Feast your eyes on this cute achievement icon!
The tricky part here is that in this game, most of the things in a category will be fairly straightforward to obtain via progress, exploration, or money, but capstone things like the last pet, the very strongest armors (which also change Ragna and Alwen’s looks!), and the final Arcanum combo skill are gated behind doing optional content that’s a solid step up in difficulty from the base game. So what would ordinarily be a fun, reachable achievement like “Collect all the armors for Alwen” just becomes “do the optional dungeon” if we include those last “costume” armors, because you’ll get them as rewards for clearing different branches of that dungeon. And it’s redundant, too, because we already have an achievement for clearing all the branches of the bonus dungeon.
So the question is: do we treat those armors from the optional dungeon as…well, optional and make them not count for the purpose of the achievement? It’s a tough call, though I lean toward “yes, treat that stuff as optional” because there are already a couple achievements designed intentionally for players who want to be very thorough in their coverage and mastery of the game.
For a while, this floor just…wouldn’t load. You could jump off and you’d get stuck in an infinite loop of falling, taking damage each time your position “reset,” until you died and had to load from a save. Thankfully, we got the ground back under our feet.
But, to get back to the point, testing achievements is something we have to do for every game that has them, and adding them to a game that didn’t already have them adds an additional layer of complication to that. For example, let’s consider the game’s big bonus dungeon, the Illusory Labyrinth. It has four “branches,” each 20 floors long (but unconnected to the other branches), and there’s an achievement for clearing all branches. But when I cleared floor 20 of the first branch I ventured into, the achievement popped. So now, what we need to have the achievement do is clear, but then Sara, our programmer, has to decide whether it’s easier to have the achievement trigger off the completion of each floor, check your enemy log for the profiles of all the floor 20 bosses (probably the way I’d lean), or proc it based off the collection of all the final-floor rewards.

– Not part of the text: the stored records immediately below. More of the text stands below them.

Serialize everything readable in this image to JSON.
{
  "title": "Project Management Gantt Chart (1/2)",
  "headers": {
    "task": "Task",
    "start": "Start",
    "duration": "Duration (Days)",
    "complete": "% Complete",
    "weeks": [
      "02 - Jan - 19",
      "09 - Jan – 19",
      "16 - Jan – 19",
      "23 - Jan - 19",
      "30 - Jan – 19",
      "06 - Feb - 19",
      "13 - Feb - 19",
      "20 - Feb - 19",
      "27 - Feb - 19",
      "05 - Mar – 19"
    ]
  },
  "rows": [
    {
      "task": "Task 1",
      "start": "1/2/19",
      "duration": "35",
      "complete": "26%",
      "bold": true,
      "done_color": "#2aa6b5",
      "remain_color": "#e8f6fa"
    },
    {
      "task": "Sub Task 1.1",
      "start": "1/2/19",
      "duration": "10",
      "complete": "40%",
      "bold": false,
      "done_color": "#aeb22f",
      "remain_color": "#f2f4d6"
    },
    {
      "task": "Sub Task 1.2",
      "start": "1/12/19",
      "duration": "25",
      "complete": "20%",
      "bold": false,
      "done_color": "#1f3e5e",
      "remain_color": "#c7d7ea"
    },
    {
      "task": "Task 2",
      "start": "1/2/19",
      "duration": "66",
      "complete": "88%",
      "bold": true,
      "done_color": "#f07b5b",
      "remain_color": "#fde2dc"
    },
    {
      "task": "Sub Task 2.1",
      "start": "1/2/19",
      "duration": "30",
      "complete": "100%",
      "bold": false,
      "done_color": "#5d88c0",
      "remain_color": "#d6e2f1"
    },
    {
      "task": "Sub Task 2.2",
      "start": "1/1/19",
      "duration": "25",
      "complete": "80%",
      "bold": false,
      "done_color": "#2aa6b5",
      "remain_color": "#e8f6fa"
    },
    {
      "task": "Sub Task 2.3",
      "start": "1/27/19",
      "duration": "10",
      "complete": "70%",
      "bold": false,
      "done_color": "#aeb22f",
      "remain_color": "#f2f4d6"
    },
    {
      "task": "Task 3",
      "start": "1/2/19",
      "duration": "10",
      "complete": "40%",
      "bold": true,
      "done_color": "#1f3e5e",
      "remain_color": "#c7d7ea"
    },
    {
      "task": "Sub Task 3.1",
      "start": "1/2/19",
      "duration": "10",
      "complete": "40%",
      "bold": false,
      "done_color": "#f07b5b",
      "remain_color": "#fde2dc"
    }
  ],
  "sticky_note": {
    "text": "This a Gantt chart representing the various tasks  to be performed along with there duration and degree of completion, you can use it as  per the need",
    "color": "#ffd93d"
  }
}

The good news is that we know what problems remain and, for the most part, they’re the kind of normal QA issues one would expect. The bad news is that we’re pushing Zwei: The Ilvard Insurrection’s release back into fall.
Summer just doesn’t seem to have worked out for us, does it?
Believe me, we’re not fond of game delays any more than you are. They’re disappointing, they let you down, and they’re awkward to announce. But, speaking personally, I’d rather wait for a game and have it work well from the get-go than play a game in a state where my immersion is interrupted by weird graphical or textual hiccups, or achievements popping at the wrong times. So that’s what we’re doing our best to deliver. Remember, every cake is gonna taste funny if it wasn’t baked long enough.
So…yeah. Kick back as the summer heat abates, grab yourself a pumpkin spice beverage, and wait warmly as we prepare for you a mighty fine video game that I think will prove worth the (additional) wait.